O Estádio do Espelho e o Eu Ideal.
- Dan Mena Psicanálise
- 31 de mar. de 2023
- 6 min de leitura
Atualizado: 22 de set. de 2024
Durante o percurso da nossa existência, vamos nos distanciando da realidade, aquilo nos separa entre o que construímos e o que ambiguamente ''imaginamos ser'' é ''aquilo que de fato somos''. Essa projeção fantasiosa, “perfeitinha de mim” que estruturamos, não vem sozinha, senão segue, carregada de convicções...

Uma das contribuições mais brilhantes para a psicanálise dos últimos tempos: foi o “O ESTÁDIO DO ESPELHO E O EU IDEAL”. Com ela, Lacan expõe um acontecimento singular que tem lugar na criança entre os 6 e os 18 meses. Com efeito, o infante nesta fase passará por uma série de experiências, de natureza constituinte, quando será confrontada(o) com a sua imagem refletida no espelho. Uma enorme satisfação se aproxima dela(e), quando pela primeira vez se reconhece diante dele. Esse júbilo, corresponderia ao deleite e entusiasmo que experimentamos em algum ponto da nossa vida, ao fantasiarmos que somos seres ''completos''. O estádio do espelho, trata da função do ''Eu'', usando de maneira exemplar, a imagem do bebê diante do espelho, para exemplificar a relação primordial que temos com o nosso ''Eu''. O bebê, se reconhece no espelho num momento muito precoce, em que, ainda, não é capaz de se perceber como um ser inteiro, embora, a imagem que dele se reflita é exatamente a de um ser completo, inteiro e coordenado. Nesse encantamento da criança com sua imagem, visto como completude de si, agora cria uma identificação subjetiva, levando-a a acreditar que é de fato alguém completo, quando não é. Cria-se aqui, neste contexto, uma das grandes desarmonias do ser humano, entre, o que ''achamos que somos'' e aquilo ''que somos de verdade''. Essa divergência de leitura sobre o ''Eu'', como distorção primaria infantil, irá permanecer escrita em cada indivíduo, pelo resto da nossa vida.

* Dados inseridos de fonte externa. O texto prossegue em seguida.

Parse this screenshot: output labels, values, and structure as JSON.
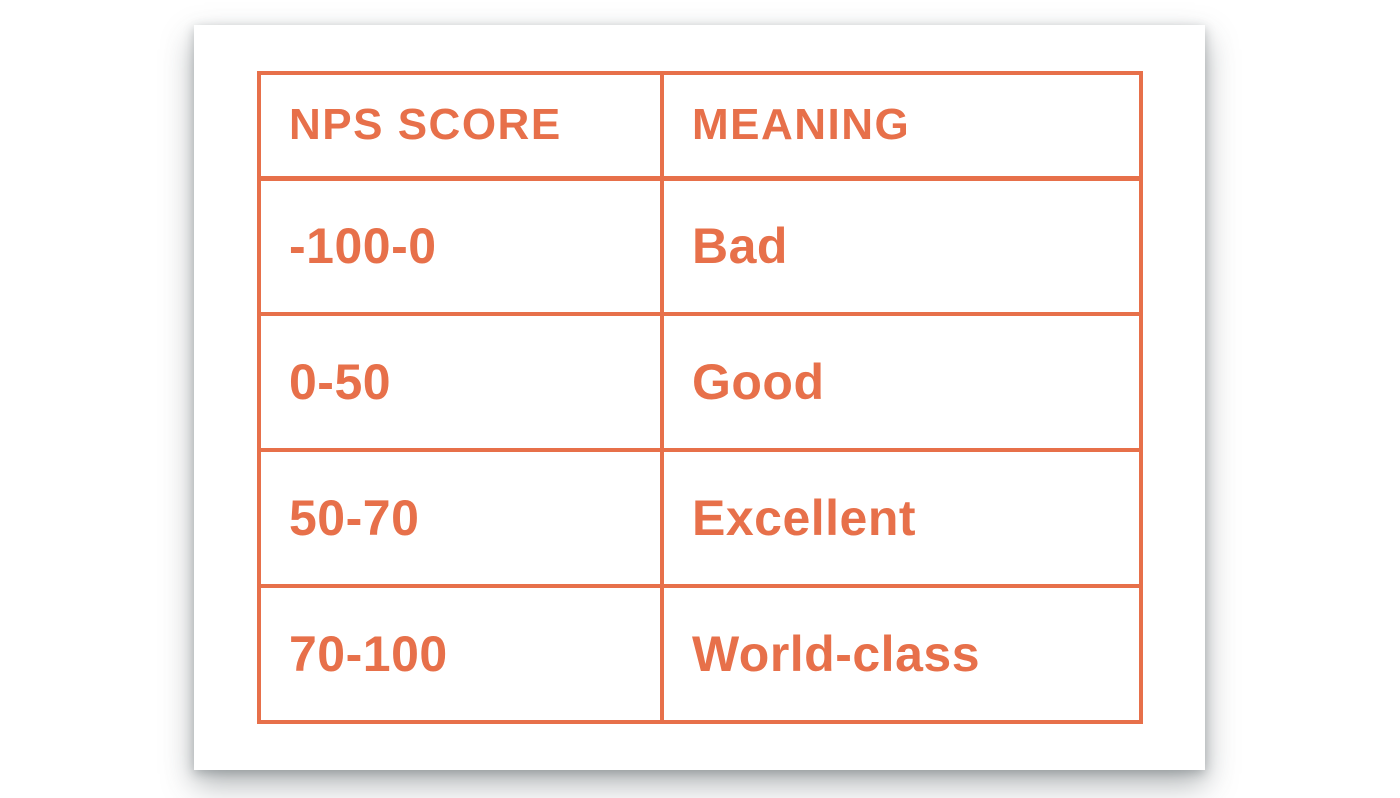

O corpo, é um protagonista fundamental deste processo, ao ser nele que se resolve o grave problema da “fragmentação corporal” em que a criança está imersa, até conseguir uma imagem de totalidade. Estas apreciações, permitem uma explicação de certos sintomas recolhidos em quadros clínicos de histeria e paranoia, entre outros. Provavelmente, você já viu que o seu bebe não prestava muita atenção à sua imagem no espelho, até uma certa idade, exatamente, porque não sabia que era ele(a). A fase do espelho, designa e ativa um gatilho para a fase do desenvolvimento psicológico da criança, o que também indica, uma superação desta fase de não-reconhecimento. O ciclo do espelho, é um conceito que envolve o ''Ego'', onde ele se desenvolve como instância psíquica.

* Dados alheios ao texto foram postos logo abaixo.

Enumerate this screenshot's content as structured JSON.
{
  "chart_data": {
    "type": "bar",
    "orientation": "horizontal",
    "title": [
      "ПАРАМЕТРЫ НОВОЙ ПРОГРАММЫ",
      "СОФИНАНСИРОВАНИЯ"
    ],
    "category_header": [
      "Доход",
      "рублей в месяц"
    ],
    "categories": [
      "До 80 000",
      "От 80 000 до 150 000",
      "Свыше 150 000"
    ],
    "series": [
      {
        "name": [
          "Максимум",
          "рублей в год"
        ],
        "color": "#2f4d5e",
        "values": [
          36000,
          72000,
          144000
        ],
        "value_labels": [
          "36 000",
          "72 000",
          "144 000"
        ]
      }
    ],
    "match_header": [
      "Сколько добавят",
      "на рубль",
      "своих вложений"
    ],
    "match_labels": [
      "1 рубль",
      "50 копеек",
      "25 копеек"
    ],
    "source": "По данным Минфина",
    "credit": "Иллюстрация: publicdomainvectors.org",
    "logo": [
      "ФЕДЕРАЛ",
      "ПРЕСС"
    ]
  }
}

Este é um fenômeno universal, que pode ser verificado em todos os seres humanos, a criança reconhece-se ao espelho, antes de chegar a esta fase, reagem geralmente com medo ou curiosidade perante o espelho, ou simplesmente o ignoram. Quando uma criança se reconhece nele, celebra a aparência da imagem com um gesto de alegria. Este fascínio, é interpretado por Lacan como a identificação da criança com a sua imagem, que aí a encontra pela primeira vez, refletida na sua totalidade. Em vez de ver apenas partes do seu corpo, ele vê sua composição. O que antes eram apenas suas mãos, pernas, barriga, mas que nunca havia visto seu rosto, nem todo o seu corpo. A descoberta que ele(a) faz, nessa fase, é que estes fragmentos do corpo, que não pareciam estruturados ou relacionados entre si, não constituíam uma unidade, agora, com a experiência do espelho, formam um todo, o seu “Eu”. O que a criança olha e reconhece, o que o imita tão bem, e que mais cedo ou mais tarde descobrirá ser ele próprio, ou a sua imagem, para falar adequadamente, não é descoordenado, não tem um corpo fragmentado, daí o seu contentamento. Más tarde, Lacan observa, que a grande euforia ao experimentar a si própria(o) no espelho, é efêmera. Ele reconhece a si próprio(a) e não se conhece ao mesmo tempo, porque o que ele(a) discerne não é ele(a), mas apenas uma imagem de si. Uma reprodução separada, que não lhe pertence. É por isso, que a fase do espelho implica uma experiência de divisão e fragmentação do sujeito, uma dualidade que se produz traz o descobrimento de si.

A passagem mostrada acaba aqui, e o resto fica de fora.